InterContinental Dubai Marina’s James Worthington says he has benefited from this especially in terms of recruitment. With a few people established in Marina Social who have worked on Jason Atherton’s projects before, Worthington has had their input with easing the process forward.

He says: “They’re going to help with the recruitment and so when the restaurant opens you will have the right feel, the right touch. It's not necessarily HR saying ‘Ok you get this, this and this’ — we’ve got these people in place to help move that process forward so when you walk in there it should have a familiar experience to London. It’s just making sure that HR, the team from the hotel and the team from Marina Social all work closely together.”

However, it depends on the kind of agreement signed. Hilton Worldwide’s Marc Gicquel says when there is a lease concept, it’s like a totally different company, which has a separate P&L and recruitment drive. “There are so much less synergies than a franchise,” he adds.
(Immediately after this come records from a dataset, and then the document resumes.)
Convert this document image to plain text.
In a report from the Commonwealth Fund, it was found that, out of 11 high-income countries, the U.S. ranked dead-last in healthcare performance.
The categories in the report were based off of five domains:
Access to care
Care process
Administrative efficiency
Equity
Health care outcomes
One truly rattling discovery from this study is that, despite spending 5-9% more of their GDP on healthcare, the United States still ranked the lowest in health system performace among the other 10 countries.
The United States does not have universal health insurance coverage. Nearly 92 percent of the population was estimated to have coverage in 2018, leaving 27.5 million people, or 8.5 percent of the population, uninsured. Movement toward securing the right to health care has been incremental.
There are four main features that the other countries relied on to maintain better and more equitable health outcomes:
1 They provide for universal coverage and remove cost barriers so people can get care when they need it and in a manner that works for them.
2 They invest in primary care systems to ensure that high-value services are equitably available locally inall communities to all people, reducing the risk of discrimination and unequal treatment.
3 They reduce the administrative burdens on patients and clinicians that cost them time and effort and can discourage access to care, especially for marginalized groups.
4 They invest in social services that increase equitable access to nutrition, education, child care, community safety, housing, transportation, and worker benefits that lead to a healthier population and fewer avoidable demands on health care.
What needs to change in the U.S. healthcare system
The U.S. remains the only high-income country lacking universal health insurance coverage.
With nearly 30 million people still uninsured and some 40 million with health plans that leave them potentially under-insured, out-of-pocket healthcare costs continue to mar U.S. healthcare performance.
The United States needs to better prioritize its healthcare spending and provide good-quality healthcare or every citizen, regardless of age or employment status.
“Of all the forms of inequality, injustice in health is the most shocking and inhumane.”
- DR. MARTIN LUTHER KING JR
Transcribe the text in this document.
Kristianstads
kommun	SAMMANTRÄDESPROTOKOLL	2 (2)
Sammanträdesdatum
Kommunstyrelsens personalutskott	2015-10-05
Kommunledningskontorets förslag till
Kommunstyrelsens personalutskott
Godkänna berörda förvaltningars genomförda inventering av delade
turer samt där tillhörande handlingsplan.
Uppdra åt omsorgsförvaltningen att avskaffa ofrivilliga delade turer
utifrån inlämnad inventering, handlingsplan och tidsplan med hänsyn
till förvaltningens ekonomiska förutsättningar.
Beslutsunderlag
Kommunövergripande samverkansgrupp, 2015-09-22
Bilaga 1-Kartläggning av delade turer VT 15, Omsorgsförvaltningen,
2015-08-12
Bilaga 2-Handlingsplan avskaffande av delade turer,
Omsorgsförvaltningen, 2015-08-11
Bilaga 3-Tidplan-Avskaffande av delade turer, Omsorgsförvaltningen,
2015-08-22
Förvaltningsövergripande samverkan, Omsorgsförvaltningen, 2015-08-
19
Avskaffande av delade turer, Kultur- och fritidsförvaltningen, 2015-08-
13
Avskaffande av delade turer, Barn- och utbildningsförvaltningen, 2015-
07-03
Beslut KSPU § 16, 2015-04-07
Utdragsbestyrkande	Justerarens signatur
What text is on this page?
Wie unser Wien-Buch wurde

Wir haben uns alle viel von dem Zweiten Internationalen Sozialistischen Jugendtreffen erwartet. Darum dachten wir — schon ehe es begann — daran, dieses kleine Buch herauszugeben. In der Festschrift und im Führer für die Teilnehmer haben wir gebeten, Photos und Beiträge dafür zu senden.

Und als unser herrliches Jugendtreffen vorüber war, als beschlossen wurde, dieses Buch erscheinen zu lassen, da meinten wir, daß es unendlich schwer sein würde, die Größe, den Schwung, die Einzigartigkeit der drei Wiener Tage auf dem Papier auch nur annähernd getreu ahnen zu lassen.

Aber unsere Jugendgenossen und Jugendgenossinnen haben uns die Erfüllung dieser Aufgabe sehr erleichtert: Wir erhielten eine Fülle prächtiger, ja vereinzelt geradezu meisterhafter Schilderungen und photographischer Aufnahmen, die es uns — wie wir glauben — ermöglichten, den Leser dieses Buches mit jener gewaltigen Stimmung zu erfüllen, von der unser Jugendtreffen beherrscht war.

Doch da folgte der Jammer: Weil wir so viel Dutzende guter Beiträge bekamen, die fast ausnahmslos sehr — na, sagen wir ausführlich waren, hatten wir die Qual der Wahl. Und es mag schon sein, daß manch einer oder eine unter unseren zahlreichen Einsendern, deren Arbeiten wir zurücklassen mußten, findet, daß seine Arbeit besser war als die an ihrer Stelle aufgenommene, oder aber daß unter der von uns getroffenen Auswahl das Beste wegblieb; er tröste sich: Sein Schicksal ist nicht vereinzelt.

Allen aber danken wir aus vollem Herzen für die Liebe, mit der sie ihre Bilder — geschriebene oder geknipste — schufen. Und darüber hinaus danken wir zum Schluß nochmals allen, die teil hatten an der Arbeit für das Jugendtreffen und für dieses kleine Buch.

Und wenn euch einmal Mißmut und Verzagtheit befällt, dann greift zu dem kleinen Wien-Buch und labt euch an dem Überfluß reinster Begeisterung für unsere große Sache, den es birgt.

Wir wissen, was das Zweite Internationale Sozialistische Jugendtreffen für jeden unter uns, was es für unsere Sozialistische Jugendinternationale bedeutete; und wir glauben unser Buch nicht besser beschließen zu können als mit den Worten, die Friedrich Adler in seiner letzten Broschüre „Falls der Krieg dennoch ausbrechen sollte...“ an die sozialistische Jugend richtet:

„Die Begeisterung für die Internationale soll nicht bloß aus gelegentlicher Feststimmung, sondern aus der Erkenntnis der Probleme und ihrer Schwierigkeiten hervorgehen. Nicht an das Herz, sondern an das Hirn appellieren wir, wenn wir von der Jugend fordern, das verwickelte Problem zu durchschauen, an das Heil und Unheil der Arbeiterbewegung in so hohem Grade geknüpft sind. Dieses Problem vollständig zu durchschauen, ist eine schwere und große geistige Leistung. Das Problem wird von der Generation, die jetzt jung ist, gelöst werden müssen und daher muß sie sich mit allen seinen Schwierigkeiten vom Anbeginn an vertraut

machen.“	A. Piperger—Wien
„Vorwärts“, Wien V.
Gicquel continues: “It depends on the set-up. If it’s a rent, there are limited synergies in the sense that it is two different companies, two different P&Ls, two different teams, different recruitment. If it’s a franchise, that’s the same back-of-house, the same team, the same P&L. It’s just that there’s a franchise fee to be paid in exchange for some guidelines and some brand support, so there’s much more synergies with the franchise set-up than you can have with a pure rent.”

Maadad concurs: “IT, sales and marketing, everything is centralised with a franchise, everything is basically the hotel’s responsibility, whereas with a lease you’re on your own. You pay a rent and you run your business.”

Julien Besancon, cluster F&B manager, Hilton Dubai Jumeirah Resort and Hilton Dubai The Walk, also says there are some synergies around “how we sell the outlet as well because it is part of our F&B portfolio”.

He adds: “We are selling the other outlets in our operation and we also expose the outlets in our social media platforms so there is a synergy there. It’s not just the cost side, it’s synergies in how we sell and promote the outlet.”